On a Great Big World

Last night, I had some time on my hands, so I decided to watch the new Pretty Little Liars. Judge me later. During the dramatic break up scene in which the woman leaves her fiancee, her ex husband came to console the ex wife on her new breakup. And as he told her this elaborate story about how he loved her and how amazing she is, he said something somewhat profound for a tween drama on ABC Family.

He said something to the effect of: You don't deserve anyone less than someone who makes you realize just how big this small world really is.

I'm currently living in a college town where eyes are fixed on following the collegiate norm of meeting your true love in college and then getting married after you graduate and living happily ever after. Don't get me wrong. If the right person knocked on the door, I just might open it. If I'm feeling adventurous, I may just have a cup of coffee or a burrito with them. But if you asked me to get married within months after graduating, I would laugh at you.

But then again, I think I have plans most people don't have. I want to spend a year in Abu Dhabi, a year in India, and a year in London. Then, I want to settle in New York for a very long time before I retire to Colorado on top of a mountain in a house that's mostly a library.

Those are just a few locations. But, it's a great big world, and I want to see it all.

And let's be honest, the ex husband had it right. Now, maybe this is because I'm a sap through and through.

I guess you could call me a hopeless romantic too.
I love flowers.
I love surprises.
I love elaborate plans that are ridiculous, yet perfect.
I want to be swept off my feet.
I cry every time I watch Up.
Watching Her reduces me to a blob of tears for about 7,412 reasons.
I love depressing music.
And most importantly, I hate the thought of endings.

Put the thoughts together, and you realize, they don't go together. Joining the idea of a hopeless romantic and traveling the world ends in a paradox. It's a never ending string of questions of whether you travel, meaning you could lose people you hold so dear, or whether you settle and continue dreaming off far off places.

But you don't deserve anyone less than someone who makes you realize just how small this world is.

I'm beginning to learn (or at least trying to wrap my mind around the fact) that maybe these two concepts of polar opposite together. That maybe being a hopeless romantic and a hopeless wanderer are more compatible than imagined. I'm already in love with places I've never been and things I've never seen. I'm infatuated with the idea of new experiences and adventures. I want nothing more than to see the world with my eye pressed to the camera and a journal of adventures close by.

I would like to say there would be someone by my side on these adventures, but I don't know yet.

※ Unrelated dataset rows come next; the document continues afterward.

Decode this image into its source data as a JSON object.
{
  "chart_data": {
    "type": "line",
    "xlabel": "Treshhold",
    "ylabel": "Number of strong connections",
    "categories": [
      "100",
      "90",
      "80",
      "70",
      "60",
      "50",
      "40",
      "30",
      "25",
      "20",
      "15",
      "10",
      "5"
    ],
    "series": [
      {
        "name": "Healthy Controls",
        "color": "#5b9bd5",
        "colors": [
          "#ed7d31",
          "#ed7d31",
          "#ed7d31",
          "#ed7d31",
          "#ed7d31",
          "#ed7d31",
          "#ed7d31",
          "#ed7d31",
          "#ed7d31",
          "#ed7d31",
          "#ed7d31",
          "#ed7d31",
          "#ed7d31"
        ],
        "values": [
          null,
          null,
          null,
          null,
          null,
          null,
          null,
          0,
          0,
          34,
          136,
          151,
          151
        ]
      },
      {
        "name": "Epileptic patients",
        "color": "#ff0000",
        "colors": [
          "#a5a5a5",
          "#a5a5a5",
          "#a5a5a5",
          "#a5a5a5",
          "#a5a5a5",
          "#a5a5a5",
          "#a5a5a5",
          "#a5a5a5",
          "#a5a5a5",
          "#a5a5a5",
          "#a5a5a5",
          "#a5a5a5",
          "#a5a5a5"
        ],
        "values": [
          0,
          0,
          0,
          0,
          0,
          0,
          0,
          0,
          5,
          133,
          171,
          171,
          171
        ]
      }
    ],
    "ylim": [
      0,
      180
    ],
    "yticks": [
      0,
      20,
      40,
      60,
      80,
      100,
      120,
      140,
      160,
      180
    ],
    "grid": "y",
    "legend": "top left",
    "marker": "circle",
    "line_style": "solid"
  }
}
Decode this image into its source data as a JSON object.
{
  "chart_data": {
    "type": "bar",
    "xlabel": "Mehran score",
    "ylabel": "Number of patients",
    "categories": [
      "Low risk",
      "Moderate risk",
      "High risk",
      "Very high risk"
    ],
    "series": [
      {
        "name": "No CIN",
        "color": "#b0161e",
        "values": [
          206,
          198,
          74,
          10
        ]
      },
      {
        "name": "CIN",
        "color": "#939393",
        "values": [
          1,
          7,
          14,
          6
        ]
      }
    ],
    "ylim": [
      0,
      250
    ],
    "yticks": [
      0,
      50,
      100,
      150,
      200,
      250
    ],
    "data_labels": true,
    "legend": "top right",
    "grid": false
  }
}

The thought of doing these adventures alone is frightening, to say the least. And doing something like that alone could mean a lot of goodbyes. But the bottom line is, you don't need anyone in your life who doesn't support your dreams. You don't need anyone in your life who doesn't want you to see just how big this small world is.

And whether you physically are alone in your wandering, it doesn't mean you are alone. Because if someone loves you enough to let you go on your adventure, they want you to see just how big this small world is.

Because they know that when you come back, you'll make their small world bigger.